Renommierte Wissenschaftler aus aller Welt stellten im Rahmen ihrer Forschungsarbeiten immer wieder eine erhöhte Milchsäurekonzentration in der Umgebung von Krebszellen fest. Daraus folgerten sie schon früh, dass Krebszellen einen anderen Stoffwechsel durchführen als gesunde Zellen. Doch obwohl der deutsche Nobelpreisträger Otto Heinrich Warburg (1883–1970) bereits 1924 die Vergärung in Krebszellen beobachtete und als eigentliche Ursache für Krebs benannte, maß man dem bisher kaum Bedeutung zu.
Otto Heinrich Warburg, Gründer und Direktor des Kaiser-Wilhelm-Instituts für Zellphysiologie in Berlin (ab 1953 Max-Planck-Institut für Zellphysiologie) wurde 1931 für »die Entdeckung der Natur und der Funktion des Atmungsferments« mit dem Nobelpreis für Medizin ausgezeichnet. Die nach ihm benannte Warburg-Hypothese wurde in jüngster Zeit immer wieder bestätigt: Warburg hatte entdeckt, dass Krebszellen Glukose nicht zu Wasser und Kohlendioxid verbrennen, sondern zu Milchsäure vergären, obwohl genug Sauerstoff für die normale Verbrennung vorhanden war. Daraus leitete er bereits 1924 die Hypothese ab, dass eine Störung in der Mitochondrien-Funktion und die Energiefreisetzung über Vergärung der eigentliche Grund dafür sei, dass im Körper Krebszellen entstehen.
Warburg zeigte auch, dass bestimmte gesunde Gewebe, wie die Zellen der Netzhaut und der Hoden, ebenfalls eine Vergärung von Glukose zu Milchsäure durchführen – selbst wenn genügend Sauerstoff zur Verfügung steht. Ein Beweis dafür, dass es auch im gesunden Gewebe zwei verschiedene Vergärungsstoffwechsel gibt.
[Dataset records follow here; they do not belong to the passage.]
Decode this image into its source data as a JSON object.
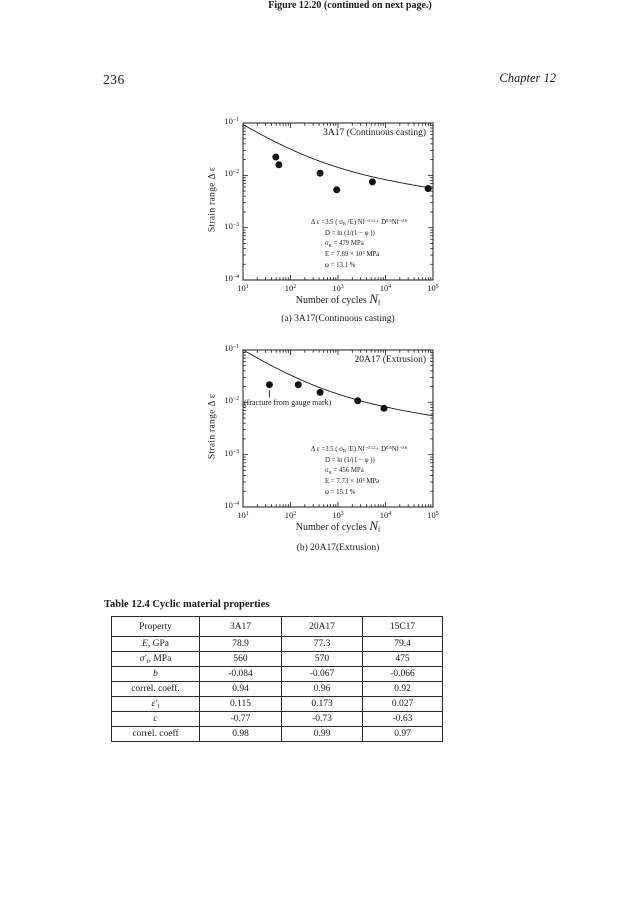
{
  "page": {
    "number": "236",
    "chapter": "Chapter 12"
  },
  "figure": {
    "caption": "Figure 12.20 (continued on next page.)"
  },
  "chart_data": [
    {
      "type": "scatter",
      "id": "a",
      "title": "3A17 (Continuous casting)",
      "caption": "(a) 3A17(Continuous casting)",
      "xlabel": "Number of cycles  *N*_{f}",
      "ylabel": "Strain range    Δ ε",
      "xscale": "log",
      "yscale": "log",
      "xlim": [
        10,
        100000
      ],
      "ylim": [
        0.0001,
        0.1
      ],
      "x_tick_exponents": [
        1,
        2,
        3,
        4,
        5
      ],
      "y_tick_exponents": [
        -1,
        -2,
        -3,
        -4
      ],
      "points": [
        [
          49,
          0.0224
        ],
        [
          57,
          0.0159
        ],
        [
          420,
          0.011
        ],
        [
          940,
          0.0053
        ],
        [
          5300,
          0.0075
        ],
        [
          79000,
          0.0056
        ]
      ],
      "curve_params": {
        "sigma_B_MPa": 479,
        "E_MPa": 78900,
        "phi": 0.131
      },
      "equation_lines": [
        "Δ ε =3.5 ( σ_{B} /E) Nf^{−0.12}+ D^{0.6}Nf^{−0.6}",
        "D = ln (1/(1 − φ ))",
        "σ_{B} = 479 MPa",
        "E = 7.89 × 10^{4} MPa",
        "φ  = 13.1 %"
      ],
      "annotation": null
    },
    {
      "type": "scatter",
      "id": "b",
      "title": "20A17 (Extrusion)",
      "caption": "(b) 20A17(Extrusion)",
      "xlabel": "Number of cycles  *N*_{f}",
      "ylabel": "Strain range    Δ ε",
      "xscale": "log",
      "yscale": "log",
      "xlim": [
        10,
        100000
      ],
      "ylim": [
        0.0001,
        0.1
      ],
      "x_tick_exponents": [
        1,
        2,
        3,
        4,
        5
      ],
      "y_tick_exponents": [
        -1,
        -2,
        -3,
        -4
      ],
      "points": [
        [
          36,
          0.0217
        ],
        [
          146,
          0.0217
        ],
        [
          420,
          0.0155
        ],
        [
          2600,
          0.0107
        ],
        [
          9300,
          0.0077
        ]
      ],
      "curve_params": {
        "sigma_B_MPa": 456,
        "E_MPa": 77300,
        "phi": 0.151
      },
      "equation_lines": [
        "Δ ε =3.5 ( σ_{B} /E) Nf^{−0.12}+ D^{0.6}Nf^{−0.6}",
        "D = ln (1/(1 − φ ))",
        "σ_{B} = 456 MPa",
        "E = 7.73 × 10^{4} MPa",
        "φ  = 15.1 %"
      ],
      "annotation": {
        "text": "(fracture from gauge mark)",
        "point_index": 0
      }
    }
  ],
  "table": {
    "title": "Table 12.4  Cyclic material properties",
    "columns": [
      "Property",
      "3A17",
      "20A17",
      "15C17"
    ],
    "rows": [
      [
        "*E*, GPa",
        "78.9",
        "77.3",
        "79.4"
      ],
      [
        "*σ′*_{f}, MPa",
        "560",
        "570",
        "475"
      ],
      [
        "*b*",
        "-0.084",
        "-0.067",
        "-0.066"
      ],
      [
        "correl. coeff.",
        "0.94",
        "0.96",
        "0.92"
      ],
      [
        "*ε′*_{f}",
        "0.115",
        "0.173",
        "0.027"
      ],
      [
        "*c*",
        "-0.77",
        "-0.73",
        "-0.63"
      ],
      [
        "correl. coeff",
        "0.98",
        "0.99",
        "0.97"
      ]
    ]
  }
}
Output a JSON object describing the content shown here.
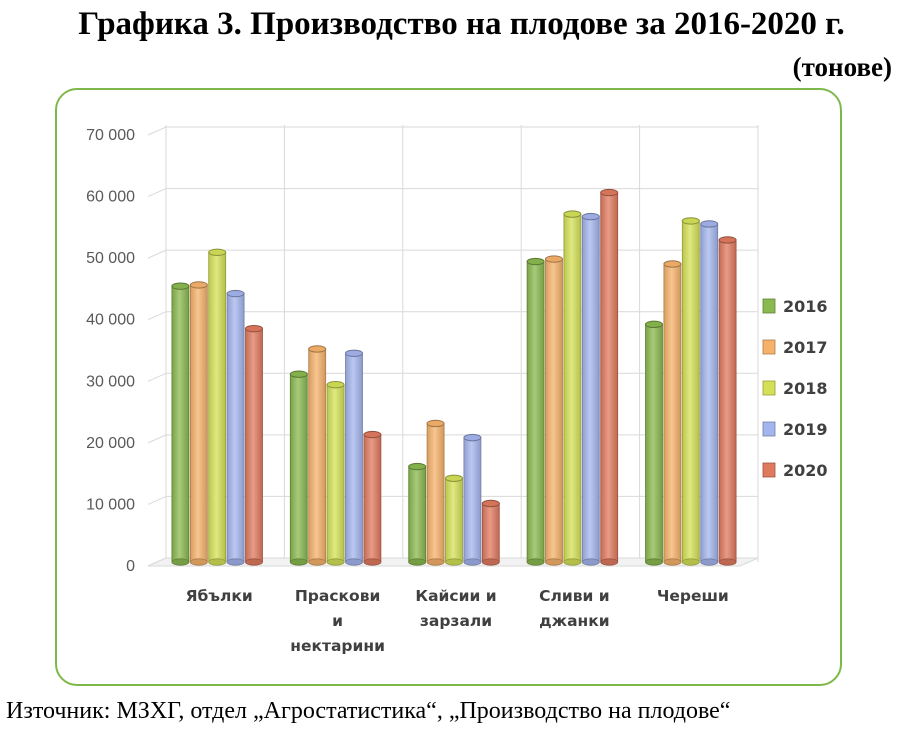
{
  "title": "Графика 3. Производство на плодове за 2016-2020 г.",
  "subtitle": "(тонове)",
  "source": "Източник: МЗХГ, отдел „Агростатистика“, „Производство на плодове“",
  "chart_data": {
    "type": "bar",
    "categories": [
      [
        "Ябълки"
      ],
      [
        "Праскови",
        "и",
        "нектарини"
      ],
      [
        "Кайсии и",
        "зарзали"
      ],
      [
        "Сливи и",
        "джанки"
      ],
      [
        "Череши"
      ]
    ],
    "series": [
      {
        "name": "2016",
        "color": "#8ab94f",
        "values": [
          44800,
          30500,
          15500,
          48800,
          38600
        ]
      },
      {
        "name": "2017",
        "color": "#f6b26b",
        "values": [
          45000,
          34600,
          22500,
          49200,
          48400
        ]
      },
      {
        "name": "2018",
        "color": "#d4e157",
        "values": [
          50300,
          28800,
          13600,
          56500,
          55400
        ]
      },
      {
        "name": "2019",
        "color": "#a4b5ee",
        "values": [
          43600,
          33900,
          20200,
          56100,
          54900
        ]
      },
      {
        "name": "2020",
        "color": "#e07a5f",
        "values": [
          37900,
          20700,
          9500,
          60000,
          52300
        ]
      }
    ],
    "ylim": [
      0,
      70000
    ],
    "yticks": [
      "0",
      "10 000",
      "20 000",
      "30 000",
      "40 000",
      "50 000",
      "60 000",
      "70 000"
    ],
    "grid": true,
    "legend": "right"
  }
}
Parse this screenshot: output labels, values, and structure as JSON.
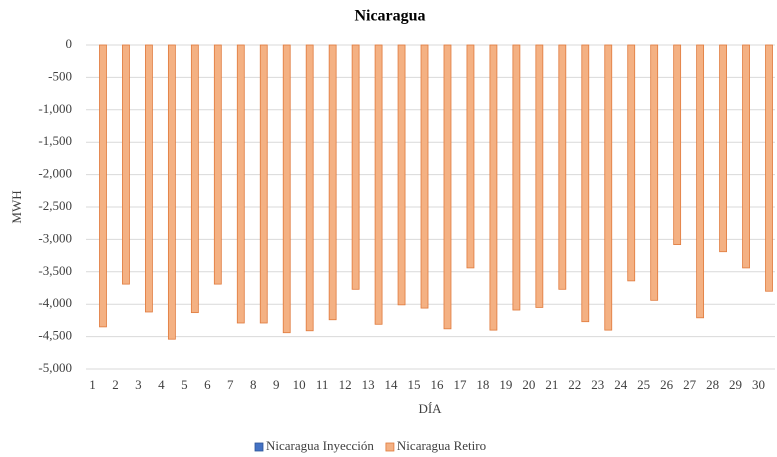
{
  "chart_data": {
    "type": "bar",
    "title": "Nicaragua",
    "x_label": "DÍA",
    "y_label": "MWH",
    "categories": [
      "1",
      "2",
      "3",
      "4",
      "5",
      "6",
      "7",
      "8",
      "9",
      "10",
      "11",
      "12",
      "13",
      "14",
      "15",
      "16",
      "17",
      "18",
      "19",
      "20",
      "21",
      "22",
      "23",
      "24",
      "25",
      "26",
      "27",
      "28",
      "29",
      "30"
    ],
    "series": [
      {
        "name": "Nicaragua Inyección",
        "color": "#4472c4",
        "values": [
          0,
          0,
          0,
          0,
          0,
          0,
          0,
          0,
          0,
          0,
          0,
          0,
          0,
          0,
          0,
          0,
          0,
          0,
          0,
          0,
          0,
          0,
          0,
          0,
          0,
          0,
          0,
          0,
          0,
          0
        ]
      },
      {
        "name": "Nicaragua Retiro",
        "color": "#f4b183",
        "values": [
          -4350,
          -3690,
          -4120,
          -4540,
          -4130,
          -3690,
          -4290,
          -4290,
          -4440,
          -4410,
          -4240,
          -3770,
          -4310,
          -4010,
          -4060,
          -4380,
          -3440,
          -4400,
          -4090,
          -4050,
          -3770,
          -4270,
          -4400,
          -3640,
          -3940,
          -3080,
          -4210,
          -3190,
          -3440,
          -3800
        ]
      }
    ],
    "ylim": [
      -5000,
      0
    ],
    "yticks": [
      0,
      -500,
      {
        "value": -1000,
        "label": "-1,000"
      },
      {
        "value": -1500,
        "label": "-1,500"
      },
      {
        "value": -2000,
        "label": "-2,000"
      },
      {
        "value": -2500,
        "label": "-2,500"
      },
      {
        "value": -3000,
        "label": "-3,000"
      },
      {
        "value": -3500,
        "label": "-3,500"
      },
      {
        "value": -4000,
        "label": "-4,000"
      },
      {
        "value": -4500,
        "label": "-4,500"
      },
      {
        "value": -5000,
        "label": "-5,000"
      }
    ],
    "grid": true,
    "legend": "bottom"
  }
}
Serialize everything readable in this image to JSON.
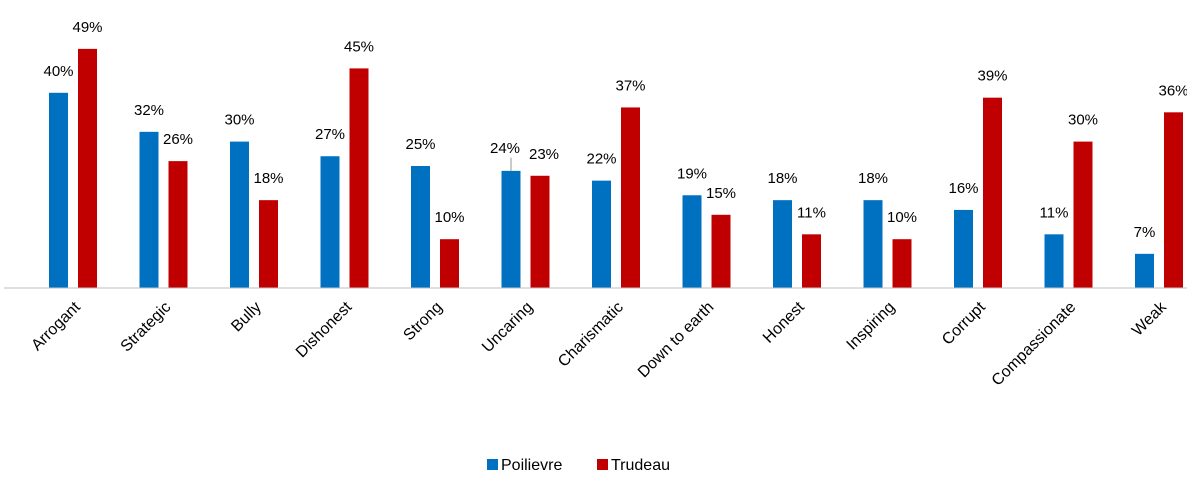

Zurück zur Krebszelle. Die Vergärung in diesen entarteten Zellen unterscheidet sich grundlegend von der in Muskel- und Embryogewebe. Im Gegensatz zu diesen bevorzugt die Krebszelle – wie Netzhaut, Hoden und Nerven – nämlich auch bei ausreichend vorhandenem Sauerstoff die Vergärung zur Energiegewinnung; dadurch schützt sie sich vor gefährlichen Sauerstoffradikalen (ROS; reactive oxygen species). Die Vergärung verläuft zudem über einen anderen Stoffwechselweg als in Muskelgeweben; identisch ist nur das Endprodukt: Milchsäure.